Joke "When women wont put out"

  • We are currently upgrading MFK. thanks! -neo

Tongue33

Feeder Fish
MFK Member
Feb 11, 2006
8,060
16
0
48
Utah
www.davescichlids.com
This was written by a guy... it's pretty damn smart.

I never quite figured out why the sexual urge of men and women
differ so much. And I never have figured out the whole Venus and Mars
thing. I have never figured out why men think with their head and women
with
their heart.

FOR EXAMPLE:

One evening last week, my girlfriend and I were getting into bed.
Well, the passion starts to heat up, and she eventually says, "I
don't feel like it, I just want you to hold me."

I said, "WHAT??!! What was that?!"

So she says the words that every boyfriend on the planet dreads to
hear...

"You're just not in touch with my emotional needs as a woman enough
For me to satisfy your physical needs as a man."

She responded to my puzzled look by saying, "Can't you just love me
for who I am and not what I do for you in the bedroom?"

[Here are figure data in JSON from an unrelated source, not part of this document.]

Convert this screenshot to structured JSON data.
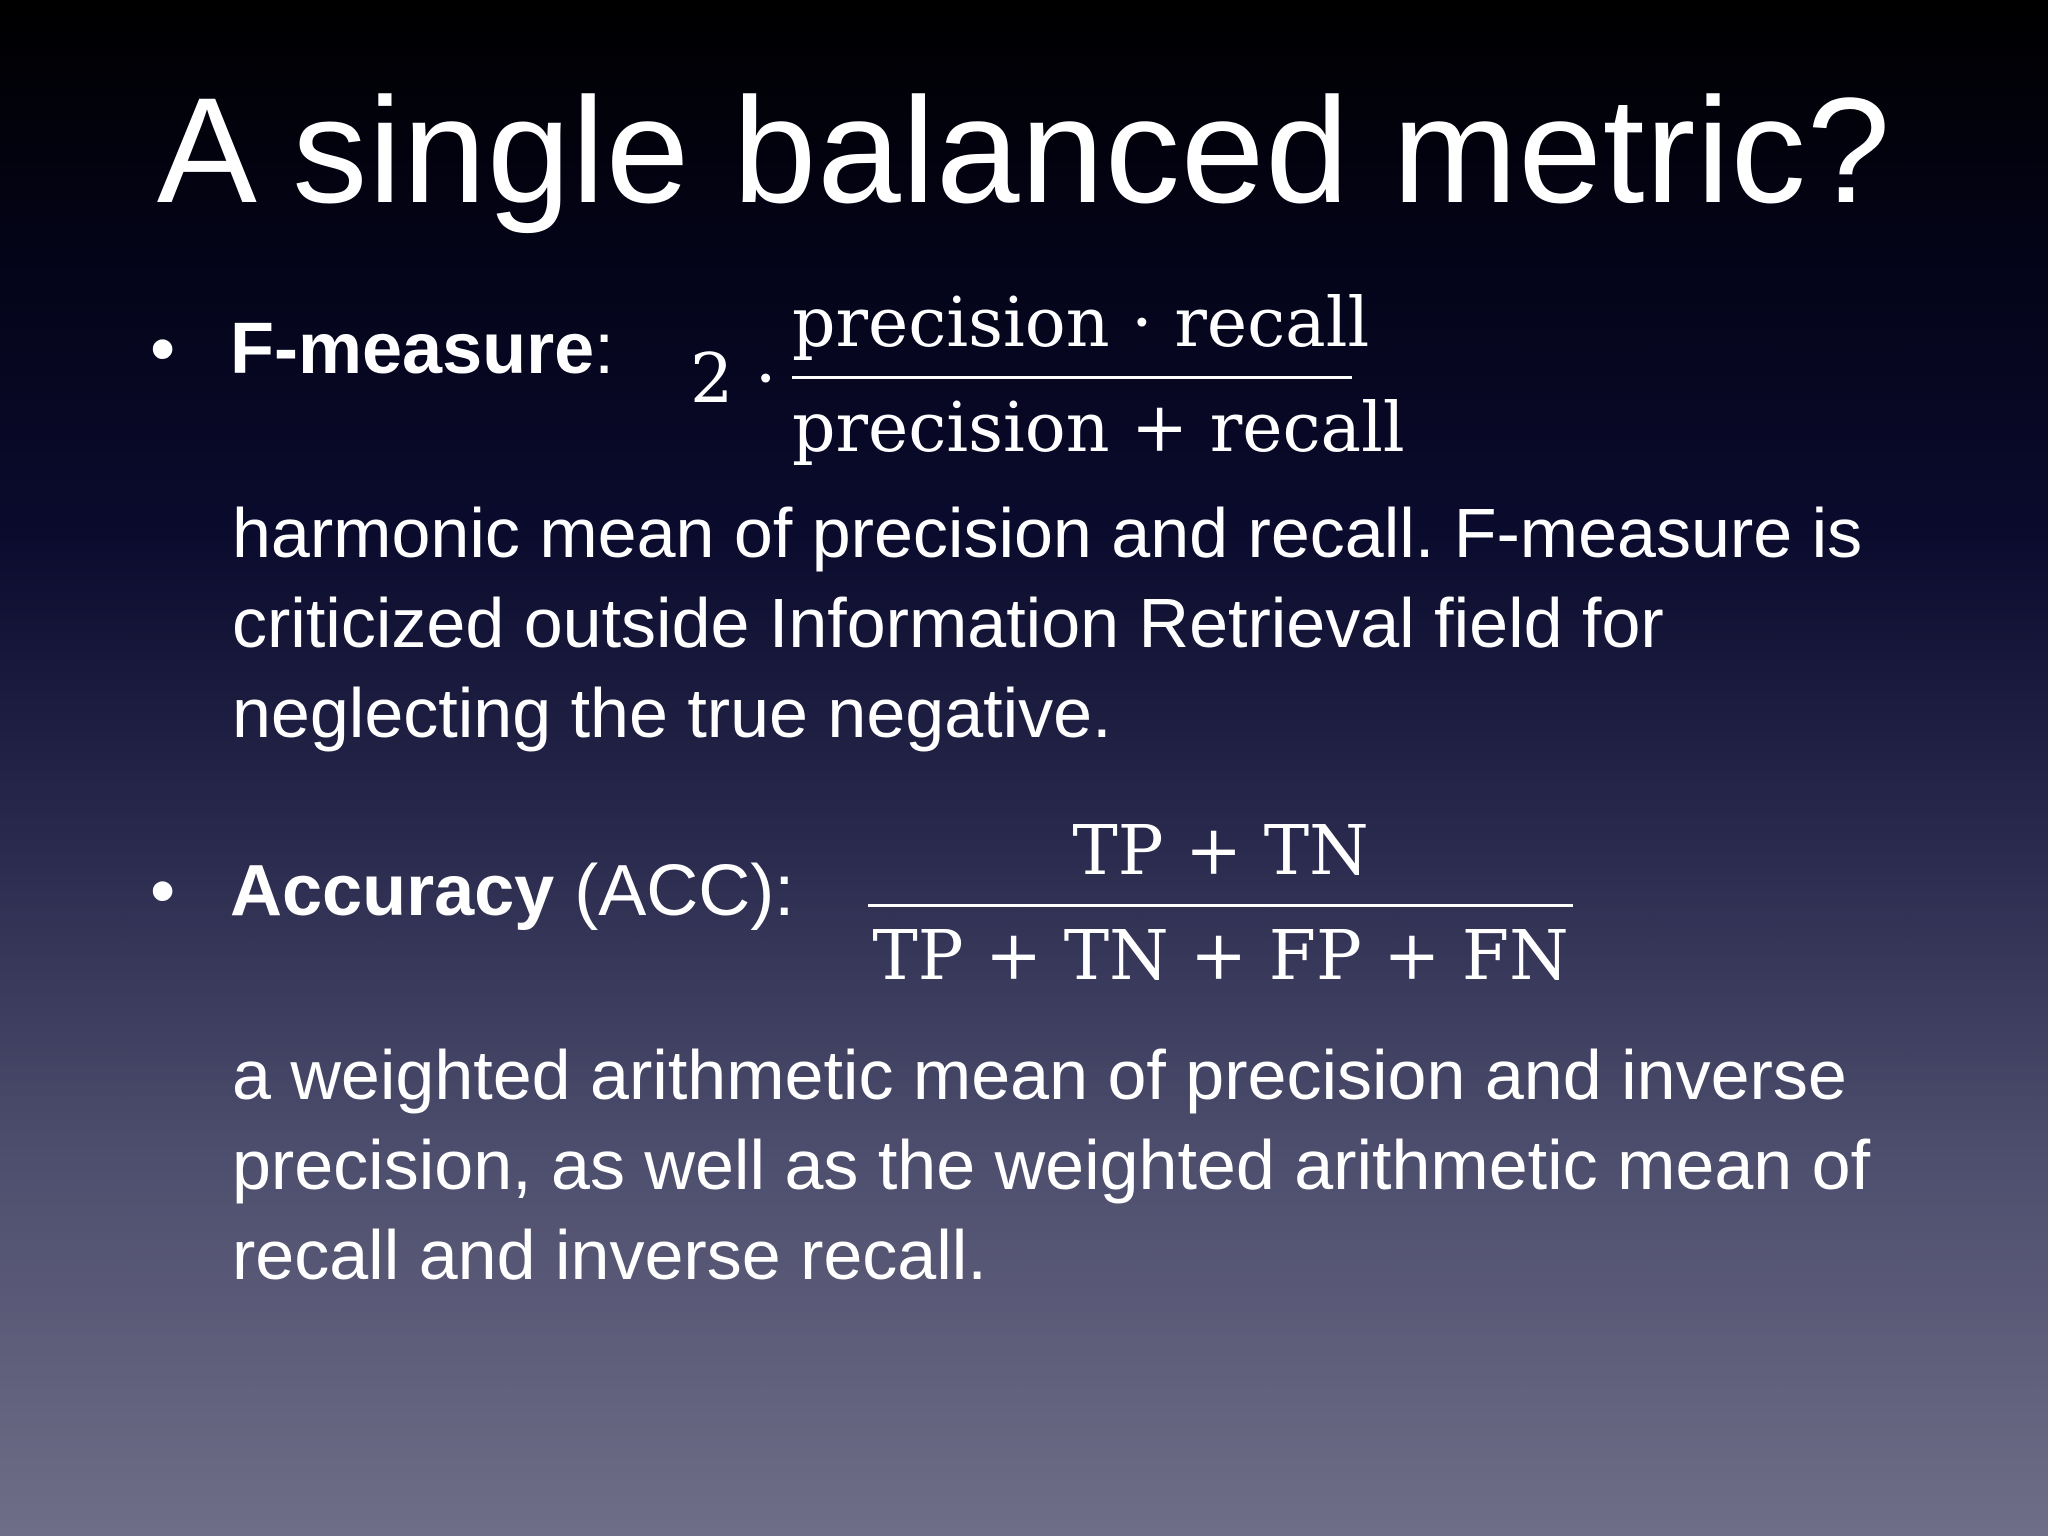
{
  "slide": {
    "title": "A single balanced metric?",
    "bullets": [
      {
        "marker": "•",
        "term": "F-measure",
        "suffix": ":",
        "formula": {
          "prefix": "2 ·",
          "numerator": "precision · recall",
          "denominator": "precision + recall"
        },
        "description": "harmonic mean of precision and recall. F-measure is criticized outside Information Retrieval field for neglecting the true negative."
      },
      {
        "marker": "•",
        "term": "Accuracy",
        "suffix": " (ACC):",
        "formula": {
          "numerator": "TP + TN",
          "denominator": "TP + TN + FP + FN"
        },
        "description": "a weighted arithmetic mean of precision and inverse precision, as well as the weighted arithmetic mean of recall and inverse recall."
      }
    ]
  }
}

Realizing that nothing was going to happen that night, I went to
sleep.

The very next day I opted to take the day off of work to spend time
with her. We went out to a nice lunch and then went shopping at a big,
big unnamed department store. I walked around with her while she tried
on several different very expensive outfits. She couldn't decide which
one to take, so I told her we'd just buy them all. She wanted new shoes
to compliment her new clothes, so I said, "Lets get a pair for each
outfit."

We went on to the jewellery department where she picked out a pair
of diamond earrings. Let me tell you... she was so excited. She must
have thought I was one wave short of a shipwreck. I started to think she
was testing me because she asked for a tennis bracelet when she doesn't
even know how to play tennis.

I think I threw her for a loop when I said, "That's fine, honey."
She was almost nearing sexual satisfaction from all of the excitement.
Smiling with excited anticipation, she finally said, "I think this
is all dear, let's go to the cashier."

I could hardly contain myself when I blurted out, "No honey, I don't
feel like it."

Her face just went completely blank as her jaw dropped with a
baffled, "WHAT?"

I then said, "Honey! I just want you to HOLD this stuff for a while.
You're just not in touch with my financial needs as a man enough for
me to satisfy your shopping needs as a woman."

And just when she had this look like she was going to kill me, I
added,"Why can't you just love me for who I am and not for the
things I buy you?"

Apparently I'm not having sex tonight either....but at least that
***** knows I'm smarter than her.

:ROFL: :ROFL: :ROFL: :ROFL: :ROFL: :ROFL: :ROFL: :ROFL: :ROFL:
 
OMFG!!!
ROTFLMAO!!!
THAT'S SOOOOOOO FUNNY!!!

JUSTICE!!!!
 
Awesome Awesome Awesome! One of the best I have heard!!! Thanks for the laugh Tongue!!!!